Production slumped to 130,000 b/d in 2014 because of a protracted civil war, but some shut-in oil fields reopened last year after the signing of a new peace deal.

But security concerns remain a big issue for oil companies, and the coronavirus pandemic, has just added fuel to the fire.

The worry is that South Sudan's daily production is likely to continue dwindling if the spread of the coronavirus is not contained in the near future.

But Chuang said the ministry still had lofty ambitions of reaching 250,000 b/d by 2021.

"The current blocks should be producing around 200,000-210 000 b/d because extraction factors have improved slightly," he said.

"Within a very short period of time, we should be able to achieve 220 000 b/d and then 250 000 b/d. But this will not be achieved this year. We have the potential to reach 300,000 b/d by around 2022."

Technical hitches

Chuang also stressed the lack of technical knowhow along with the lack of international investment was weighing on the oil sector.

"We need more investment by oil operating companies to improve the production extraction rate, and thereby increase the country's oil production. Recovery factors are very low in South Sudan and this is a major problem. We have in the past struggled to improve recovery factors for hydrocarbons and need more investment and modernization," he said.

The limited number of experienced technicians in the country was also a major issue.

"With South Sudan being such a young country, we were not part of the oil operations in Sudan, so we are starting afresh. We do have a good number of engineers, but given the size of our oil operations, we still need more to be trained, so that they can start working in the oil fields," he added.

South Sudan holds the third-largest oil reserves in sub-Saharan Africa but the recovery rates at its oil producing blocks remain very low.

This has a lot to do with the high water content of the extracted oil.

The ministry has been working on reducing the water content but remains it a key issue.

Chuang said water content is close to 80% with the 20% comprising oil.

Some programs to address this issue at oil production facilities have been put in place but technical issues persist.

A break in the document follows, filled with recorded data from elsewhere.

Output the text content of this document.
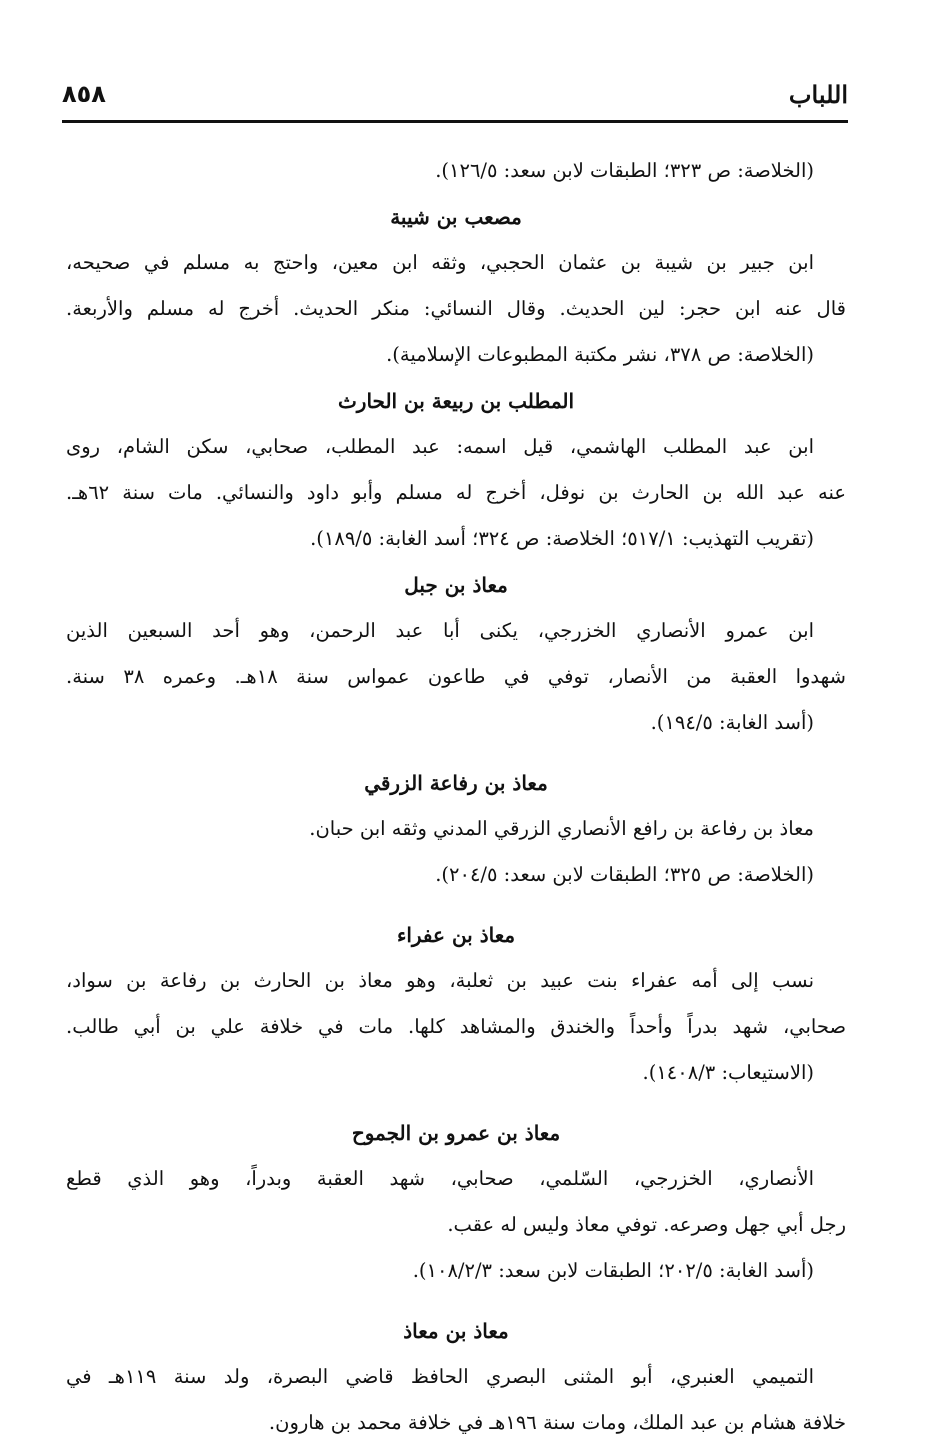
اللباب
٨٥٨
(الخلاصة: ص ٣٢٣؛ الطبقات لابن سعد: ١٢٦/٥).
مصعب بن شيبة
ابن جبير بن شيبة بن عثمان الحجبي، وثقه ابن معين، واحتج به مسلم في صحيحه،
قال عنه ابن حجر: لين الحديث. وقال النسائي: منكر الحديث. أخرج له مسلم والأربعة.
(الخلاصة: ص ٣٧٨، نشر مكتبة المطبوعات الإسلامية).
المطلب بن ربيعة بن الحارث
ابن عبد المطلب الهاشمي، قيل اسمه: عبد المطلب، صحابي، سكن الشام، روى
عنه عبد الله بن الحارث بن نوفل، أخرج له مسلم وأبو داود والنسائي. مات سنة ٦٢هـ.
(تقريب التهذيب: ٥١٧/١؛ الخلاصة: ص ٣٢٤؛ أسد الغابة: ١٨٩/٥).
معاذ بن جبل
ابن عمرو الأنصاري الخزرجي، يكنى أبا عبد الرحمن، وهو أحد السبعين الذين
شهدوا العقبة من الأنصار، توفي في طاعون عمواس سنة ١٨هـ. وعمره ٣٨ سنة.
(أسد الغابة: ١٩٤/٥).
معاذ بن رفاعة الزرقي
معاذ بن رفاعة بن رافع الأنصاري الزرقي المدني وثقه ابن حبان.
(الخلاصة: ص ٣٢٥؛ الطبقات لابن سعد: ٢٠٤/٥).
معاذ بن عفراء
نسب إلى أمه عفراء بنت عبيد بن ثعلبة، وهو معاذ بن الحارث بن رفاعة بن سواد،
صحابي، شهد بدراً وأحداً والخندق والمشاهد كلها. مات في خلافة علي بن أبي طالب.
(الاستيعاب: ١٤٠٨/٣).
معاذ بن عمرو بن الجموح
الأنصاري، الخزرجي، السّلمي، صحابي، شهد العقبة وبدراً، وهو الذي قطع
رجل أبي جهل وصرعه. توفي معاذ وليس له عقب.
(أسد الغابة: ٢٠٢/٥؛ الطبقات لابن سعد: ١٠٨/٢/٣).
معاذ بن معاذ
التميمي العنبري، أبو المثنى البصري الحافظ قاضي البصرة، ولد سنة ١١٩هـ في
خلافة هشام بن عبد الملك، ومات سنة ١٩٦هـ في خلافة محمد بن هارون.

"The expansion [of the water extraction facility] has already been completed but is not yet fully functional due to some technical challenges. The facility is now being modified as there may have been some errors in the construction of the design. The modifications should be completed by end of this year," he added. "If we can improve the recovery factor, then we can extract more oil from these fields."

Plans on hold

The country's exploration plans have bene put on hold, but Chuang remained optimistic that the work would rebound swiftly

In May 2019, South Africa's state-owned Strategic Fuel Fund signed a six-year exploration and production sharing agreement with South Sudan for the lucrative Block B.

Chuang said it was still waiting for the company to start work.

"The fund was supposed to conduct geophysical surveys, and has established an office in Juba, so we are now waiting," he added.

South Sudan's plans to launch its first oil licensing round have inevitably been delayed the pandemic.

The round was supposed to launch in March or April this year, but Chuang said the ministry is now targeting an early-2021 date.